Een vaak over het hoofd gezien knelpunt is de NAT/conntrack-capaciteit per knooppunt. Veel kortstondige verbindingen (bijv. egress naar externe API's) vullen de conntrack tabel, waarna verzoeken „verdwijnen“ in het netwerk. Ik schaal de tabel, stel realistische timeouts in en bundel externe verzoeken zodat er minder nieuwe verbindingen worden gemaakt. Ik plan PodDisruptionBudgets, rolling updates en HPA-schaling zodanig dat er op piekmomenten geen capaciteit aan de planner wordt onttrokken. theoretisch genoeg arbeiders zou hebben.
Waarneembaarheid: correlatie, tracering en zinvolle metriek
Om verstoppingen snel te vinden, heb ik het volgende nodig Continue correlatie. Ik wijs verzoek-ID's (bijv. traceparent) toe aan de edge, webserver, app en database en schrijf ze naar de logboeken. Hierdoor kan ik zien of een verzoek faalt bij de WAF, wacht bij de webserver, vastzit in de FPM wachtrij of geblokkeerd is in de database. Ik werk met Histogrammen in plaats van puur gemiddelde waarden en monitor P95/P99 latency, open verbindingen, acceptwachtrij, FPM wachtrijlengte, actieve DB sessies en backend foutcodes. Ik gebruik ook synthetische controles om de effecten aan de clientkant duidelijk te scheiden van de effecten aan de serverkant.
Voor afwijkingen gebruik ik een Drilldown-De procedure: eerst edge/WAF logs, dan loadbalancer, dan webserver toegang/fout, dan app en FPM logs en tenslotte DB en systeem logs. Dit pad laat me precies zien waar de tijd verloren gaat en bij welke grens het verzoek stopt.

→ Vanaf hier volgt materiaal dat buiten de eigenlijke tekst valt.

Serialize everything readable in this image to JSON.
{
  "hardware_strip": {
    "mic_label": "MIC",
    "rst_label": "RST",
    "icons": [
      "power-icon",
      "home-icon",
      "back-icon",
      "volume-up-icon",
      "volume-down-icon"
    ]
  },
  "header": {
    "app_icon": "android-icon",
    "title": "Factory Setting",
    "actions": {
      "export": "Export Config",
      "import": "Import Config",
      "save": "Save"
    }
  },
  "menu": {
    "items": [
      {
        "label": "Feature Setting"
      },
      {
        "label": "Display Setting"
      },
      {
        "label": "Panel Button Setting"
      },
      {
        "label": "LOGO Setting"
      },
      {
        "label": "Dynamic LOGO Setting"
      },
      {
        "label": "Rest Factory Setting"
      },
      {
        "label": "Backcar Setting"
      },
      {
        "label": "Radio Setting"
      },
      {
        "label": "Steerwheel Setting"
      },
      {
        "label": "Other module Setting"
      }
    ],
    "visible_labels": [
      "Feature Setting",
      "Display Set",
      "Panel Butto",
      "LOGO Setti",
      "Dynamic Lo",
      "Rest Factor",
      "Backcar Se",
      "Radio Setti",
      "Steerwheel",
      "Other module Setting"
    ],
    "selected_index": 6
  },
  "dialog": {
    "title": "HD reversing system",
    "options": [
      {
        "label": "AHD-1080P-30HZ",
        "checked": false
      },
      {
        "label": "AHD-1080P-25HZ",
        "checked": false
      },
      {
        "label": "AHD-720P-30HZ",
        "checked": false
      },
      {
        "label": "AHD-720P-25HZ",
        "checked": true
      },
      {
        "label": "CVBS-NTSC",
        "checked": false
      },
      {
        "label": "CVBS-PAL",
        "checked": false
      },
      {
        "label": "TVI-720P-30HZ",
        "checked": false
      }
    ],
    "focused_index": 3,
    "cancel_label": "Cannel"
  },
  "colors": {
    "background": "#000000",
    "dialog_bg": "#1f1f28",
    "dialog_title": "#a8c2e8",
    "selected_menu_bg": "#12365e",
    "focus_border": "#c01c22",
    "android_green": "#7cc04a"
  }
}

Met gerichte metrics per laag vermijd ik onderbuikgevoelens en verkort ik drastisch de tijd naar de hoofdoorzaak.
Draaiboek en checklist voor tuning
In de praktijk heb ik een compact draaiboek dat ik aanpas aan de omgeving:
- ReproduceerbaarheidNagel het scenario vast (route, methode, grootte, client), log tijdstempel en ID's.

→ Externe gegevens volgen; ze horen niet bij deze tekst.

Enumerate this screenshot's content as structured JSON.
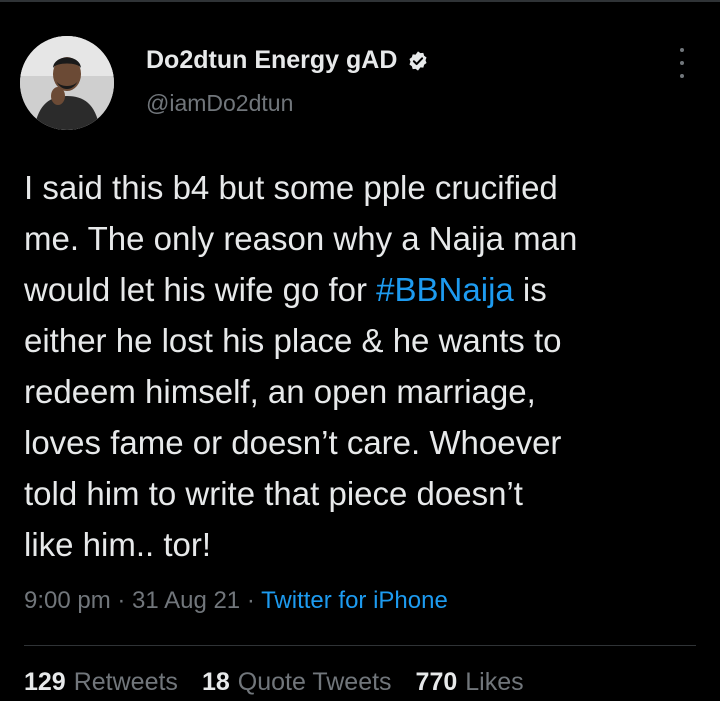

- Controleer laag voor laagBrowser/Extensies, CORS/Preflight, WAF-Hits, LB-Stats, Webserver-Status, FPM-Queue, DB-Active/Locks.
- Wachtrijen zichtbaar makenAccept/SYN achterstand, FPM luisterwachtrij, proxy achterstand, DB verbindingspool.
- Limieten synchroniserenWorker/threads, somaxconn, nofile, max_connections, streamlimieten voor H2/H3, body/header-limieten, timeouts.
- De bezettingstijd verkortenVersnel query's, vermijd sessiesloten, verminder I/O, comprimeer reacties en cache ze op een verstandige manier.
- Strategieën harmoniserenKeep-Alive-duur, HTTP/2/3-parametrisering, prioritering van kritieke routes.
- Beveiliging aanpassenGerichte uitsluiting van WAF-regels in plaats van globale verzwakking; logboekregistratie met hit-ID's.
- SchalenBepaal gelijktijdigheid per dienst, voer belastingstests uit, meet reserves, verhoog limieten alleen na optimalisatie.
- TegenvallersStroomonderbreker voor langzame backends, retry-beleid met jitter, „stale-if-error“ voor kritieke bedrijfsmiddelen.
Kort samengevat
Geblokkeerde verzoeken met vrije CPU en RAM worden meestal veroorzaakt door limieten, filters en verbindingsstrategieën - niet door een gebrek aan prestaties. Ik controleer eerst waar het verzoek stopt: browser, WAF, webserver, runtime of database. Vervolgens minimaliseer ik de bezettingstijden per slot, verwijder ik onnodige Sloten en stel realistische time-outs in. Ik houd de beveiliging hoog, pas regels aan tegen vals alarm en verzamel bewijs in logboeken. Met deze aanpak blijven HTTP-verzoeken betrouwbaar toegankelijk, zelfs wanneer het verkeer piekt en elke seconde telt.